Atak na Ukrainę. Złoto najdroższe od ponad roku. Inwestorzy uciekają do bezpiecznych przystani

Atak na Ukrainę. Złoto najdroższe od ponad roku. Inwestorzy uciekają do bezpiecznych przystani

Polska rezerwa złota
Polska rezerwa złota Źródło:Narodowy Bank Polski
Złoto reaguje na inwazję Rosji na Ukrainę. Inwestorzy uciekają do bezpiecznych przystani i wycofują środki z aktywów ryzykownych. Cena złota jest najwyższa od ponad roku.

Inwazja Rosji na Ukrainę, do której doszło dziś nad ranem, wywołała lawinę na rynkach finansowych na całym świecie. Tracą nie tylko indeksy lokalne, ale także największe parkiety z całego świata. Ogromne spadki widać także na Giełdzie Papierów Wartościowych w Warszawie.

Cena złota najwyższa od ponad roku

Jak w momencie każdego kryzysu, tak i dziś, inwestorzy stracili nastrój do ryzyka. Spadki na giełdach są właśnie efektem odchodzenia od aktywów ryzykownych. Zyskuje na tym złoto. Jest to bowiem najbardziej popularna z tak zwanych "bezpiecznych przystani".

24 lutego ceny kruszcu w transakcjach spot sięgnęły 1950 dolarów za uncję. To najwyższy poziom od stycznia 2021 roku.

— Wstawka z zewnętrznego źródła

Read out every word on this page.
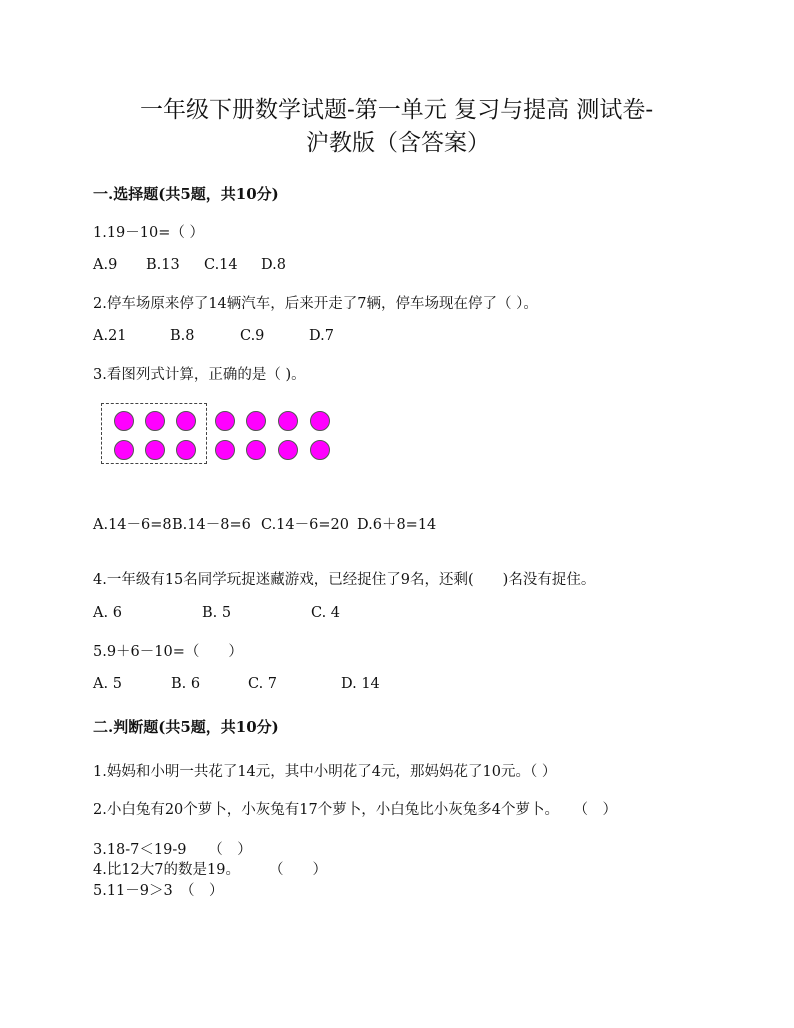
一年级下册数学试题-第一单元 复习与提高 测试卷-
沪教版（含答案）
一.选择题(共5题，共10分)
1.19－10=（ ）
A.9 B.13 C.14 D.8
2.停车场原来停了14辆汽车，后来开走了7辆，停车场现在停了（ ）。
A.21	B.8	C.9	D.7
3.看图列式计算，正确的是（ )。
A.14－6=8 B.14－8=6 C.14－6=20 D.6＋8=14
4.一年级有15名同学玩捉迷藏游戏，已经捉住了9名，还剩(　　)名没有捉住。
A. 6	B. 5	C. 4
5.9＋6－10=（　　）
A. 5	B. 6	C. 7	D. 14
二.判断题(共5题，共10分)
1.妈妈和小明一共花了14元，其中小明花了4元，那妈妈花了10元。（ ）
2.小白兔有20个萝卜，小灰兔有17个萝卜，小白兔比小灰兔多4个萝卜。　　（　）
3.18-7＜19-9　　（　）
4.比12大7的数是19。　　　（　　）
5.11－9＞3　（　）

Wzrosty widać już od kilku tygodni, gdy wiadomo było, że sytuacja wokół konfliktu na Ukrainie się zaostrza.

Wielka przecena na rynku kryptowalut

Od rana trwa również ogromna przecena na rynku kryptowalut, które jeszcze niedawno, również były postrzegane, jako bezpieczna przystań. Najbardziej bolesne spadki notują dwie najpopularniejsze, czyli Bitcoin i Ethereum. Ten pierwszy w ciągu 24 godzin spadł o 8,27 proc., a w ciągu 7 dni jest już aż 20,4 proc. na minusie. Ethereum tanieje jeszcze bardziej. W ciągu doby straciło na wartości 12 proc., a w ujęciu tygodniowym już blisko 25 proc.

Jednym z powodów tak dużych spadków może być fakt, że Rosja jest ważnym „producentem” kryptowalut. To bowiem tam znajduje się wiele „kopalni”, które przeniosły się m.in. z coraz bardziej regulujących rynek Chin. Objęcie kraju sankcjami gospodarczymi, a także zapowiedź kolejnych działań, w tym także na rynku finansowym, wystraszyło inwestorów.